In Pictures
In Pictures: India’s toxic Yamuna river
Untreated sewage and industrial waste going into Yamuna, which flows through Delhi, has turned it into glorified drain.

The Yamuna river, which originates 375km north of New Delhi, at the Yamunotri glacier in Uttarakhand, is relatively unpolluted until it enters the national capital.
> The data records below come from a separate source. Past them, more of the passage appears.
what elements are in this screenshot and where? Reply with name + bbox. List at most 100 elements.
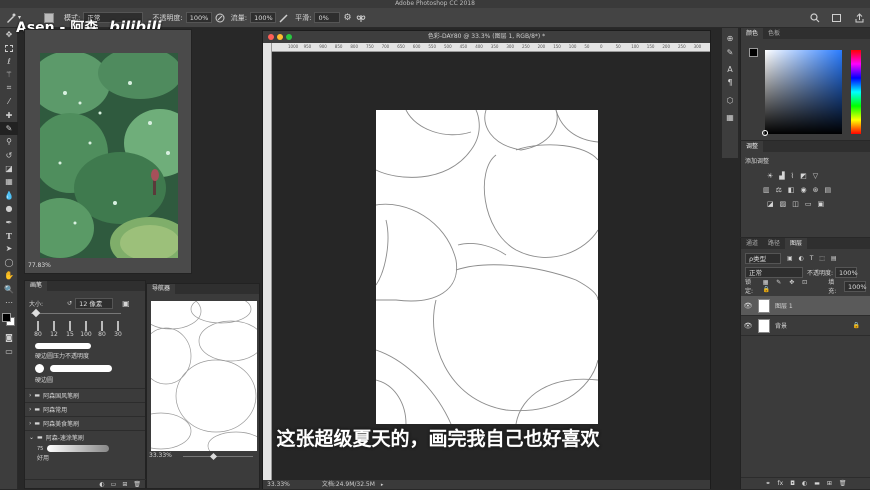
preset-size[interactable]: 80 <box>31 321 45 339</box>
layer-row[interactable]: 👁 背景 🔒 <box>741 316 870 336</box>
tab-brush[interactable]: 画笔 <box>25 281 48 291</box>
tool-healing[interactable]: ✚ <box>0 108 18 121</box>
3d-panel-button[interactable]: ⬡ <box>722 94 738 107</box>
paragraph-panel-button[interactable]: ¶ <box>722 76 738 89</box>
history-panel-button[interactable]: ⊕ <box>722 32 738 45</box>
photo-filter-icon[interactable]: ◉ <box>801 186 807 194</box>
eye-icon[interactable]: 👁 <box>741 302 755 310</box>
color-balance-icon[interactable]: ⚖ <box>776 186 782 194</box>
adjustment-layer-icon[interactable]: ◐ <box>802 480 807 487</box>
preset-size[interactable]: 12 <box>47 321 61 339</box>
tool-eraser[interactable]: ◪ <box>0 162 18 175</box>
trash-icon[interactable]: 🗑 <box>133 481 141 488</box>
selective-color-icon[interactable]: ▣ <box>818 200 825 208</box>
tab-swatches[interactable]: 色板 <box>763 28 785 39</box>
layer-opacity-field[interactable]: 100% <box>835 266 858 278</box>
color-picker-marker[interactable] <box>762 130 768 136</box>
posterize-icon[interactable]: ▨ <box>780 200 787 208</box>
chevron-right-icon[interactable]: ▸ <box>381 482 384 488</box>
reset-icon[interactable]: ↺ <box>67 300 72 307</box>
tab-layers[interactable]: 图层 <box>785 238 808 249</box>
tool-crop[interactable]: ⌗ <box>0 82 18 95</box>
tool-blur[interactable]: 💧 <box>0 189 18 202</box>
channel-mixer-icon[interactable]: ⊛ <box>813 186 819 194</box>
black-white-icon[interactable]: ◧ <box>788 186 795 194</box>
tab-paths[interactable]: 路径 <box>763 238 785 249</box>
tool-hand[interactable]: ✋ <box>0 269 18 282</box>
brush-panel-button[interactable]: ✎ <box>722 45 738 58</box>
folder-icon[interactable]: ▬ <box>814 480 820 487</box>
canvas-document[interactable] <box>375 109 599 425</box>
fill-field[interactable]: 100% <box>844 280 867 292</box>
invert-icon[interactable]: ◪ <box>767 200 774 208</box>
gradient-map-icon[interactable]: ▭ <box>805 200 812 208</box>
preset-size[interactable]: 30 <box>111 321 125 339</box>
foreground-swatch[interactable] <box>2 313 11 323</box>
new-group-icon[interactable]: ▭ <box>111 481 117 488</box>
layer-kind-filter[interactable]: ρ类型 <box>745 252 781 264</box>
lock-icons[interactable]: ▦ ✎ ✥ ⊡ 🔒 <box>763 279 825 293</box>
preset-size[interactable]: 80 <box>95 321 109 339</box>
navigator-zoom-slider[interactable] <box>183 452 253 461</box>
tab-adjustments[interactable]: 调整 <box>741 141 764 152</box>
foreground-swatch[interactable] <box>749 48 758 57</box>
tool-brush[interactable]: ✎ <box>0 121 18 136</box>
brush-size-field[interactable]: 12 像素 <box>75 297 114 309</box>
libraries-panel-button[interactable]: ▦ <box>722 111 738 124</box>
brush-preset-item[interactable]: 硬边圆压力不透明度 <box>25 341 145 362</box>
pressure-opacity-toggle[interactable] <box>215 8 225 28</box>
share-button[interactable] <box>855 8 864 28</box>
tab-navigator[interactable]: 导航器 <box>147 284 176 294</box>
tool-shape[interactable]: ◯ <box>0 256 18 269</box>
flow-field[interactable]: 100% <box>250 12 277 23</box>
navigator-zoom[interactable]: 33.33% <box>149 452 172 459</box>
new-brush-icon[interactable]: ⊞ <box>122 481 127 488</box>
tool-pen[interactable]: ✒ <box>0 215 18 228</box>
layer-row[interactable]: 👁 图层 1 <box>741 296 870 316</box>
tool-zoom[interactable]: 🔍 <box>0 282 18 295</box>
preset-size[interactable]: 15 <box>63 321 77 339</box>
color-field[interactable] <box>762 50 842 136</box>
blend-mode-select[interactable]: 正常 <box>745 266 803 278</box>
tool-gradient[interactable]: ▦ <box>0 175 18 188</box>
brush-group[interactable]: › ▬ 阿森国风笔刷 <box>25 388 145 402</box>
close-button[interactable] <box>268 34 274 40</box>
horizontal-ruler[interactable]: 1000 950 900 850 800 750 700 650 600 550 500 450 400… <box>272 43 710 52</box>
hue-saturation-icon[interactable]: ▥ <box>763 186 770 194</box>
slider-handle[interactable] <box>31 308 41 318</box>
exposure-icon[interactable]: ◩ <box>800 172 807 180</box>
new-brush-icon[interactable]: ▣ <box>122 299 130 308</box>
eye-icon[interactable]: 👁 <box>741 322 755 330</box>
smooth-settings-button[interactable]: ⚙ <box>343 8 351 28</box>
tool-screenmode[interactable]: ▭ <box>0 345 18 358</box>
brush-preset-item[interactable]: 75 <box>25 444 145 453</box>
brightness-icon[interactable]: ☀ <box>767 172 773 180</box>
brush-group[interactable]: › ▬ 阿森美食笔刷 <box>25 416 145 430</box>
search-button[interactable] <box>810 8 820 28</box>
layer-name[interactable]: 图层 1 <box>775 301 793 310</box>
smooth-field[interactable]: 0% <box>314 12 341 23</box>
tool-quickmask[interactable]: ◙ <box>0 331 18 344</box>
new-layer-icon[interactable]: ⊞ <box>827 480 832 487</box>
tool-type[interactable]: T <box>0 229 18 242</box>
tool-lasso[interactable]: ℓ <box>0 55 18 68</box>
levels-icon[interactable]: ▟ <box>779 172 784 180</box>
vertical-ruler[interactable] <box>263 43 272 483</box>
threshold-icon[interactable]: ◫ <box>792 200 799 208</box>
fx-button[interactable]: fx <box>778 480 784 487</box>
tool-dodge[interactable]: ● <box>0 202 18 215</box>
workspace-button[interactable] <box>828 8 845 28</box>
brush-group[interactable]: ⌄ ▬ 阿森-速涂笔刷 <box>25 430 145 444</box>
tool-marquee[interactable] <box>0 41 18 54</box>
character-panel-button[interactable]: A <box>722 63 738 76</box>
preset-size[interactable]: 100 <box>79 321 93 339</box>
layer-filter-icons[interactable]: ▣ ◐ T ⬚ ▤ <box>787 255 839 262</box>
tool-magic-wand[interactable]: ⚚ <box>0 68 18 81</box>
layer-name[interactable]: 背景 <box>775 321 787 330</box>
tool-path-select[interactable]: ➤ <box>0 242 18 255</box>
color-lookup-icon[interactable]: ▤ <box>825 186 832 194</box>
symmetry-button[interactable] <box>356 8 366 28</box>
color-swatches[interactable] <box>0 309 17 331</box>
curves-icon[interactable]: ⌇ <box>791 172 794 180</box>
tool-stamp[interactable]: ⚲ <box>0 135 18 148</box>
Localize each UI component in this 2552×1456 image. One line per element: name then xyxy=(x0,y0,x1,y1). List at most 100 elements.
According to a 2009 report by the Delhi-based Centre for Science and Environment, 80 percent of all the pollution in the river is dumped into it along only two percent of its total length – the 22km segment between the Wazirabad Barrage in the north of Delhi and the Okhla Barrage in the south.
Untreated sewage and industrial waste dumping into the river has turned it into a glorified drain, with various studies showing that the river water is not even fit for bathing.
In May this year, the government of Delhi shut down 112 illegal industrial drains, yet other illegal dumping still occurs from industries and neighbourhoods alike.
At Sarai Kale Khan, an urban village in south Delhi, people queue patiently for potable water barely 300 metres away from the river, yet they are forced to rely on a hand-pump for water.
The federal government initiated the first phase of the Yamuna Action Plan (YAP) in 1993, to clean up the river. When the project did not meet its targets, a second phase was launched in 2004.
Phase III of the YAP was launched in December last year, but despite such efforts and hundreds of millions of dollars, massive amounts of waste continue to be dumped into the Yamuna every day, making it one of the dirtiest rivers in the South Asian country.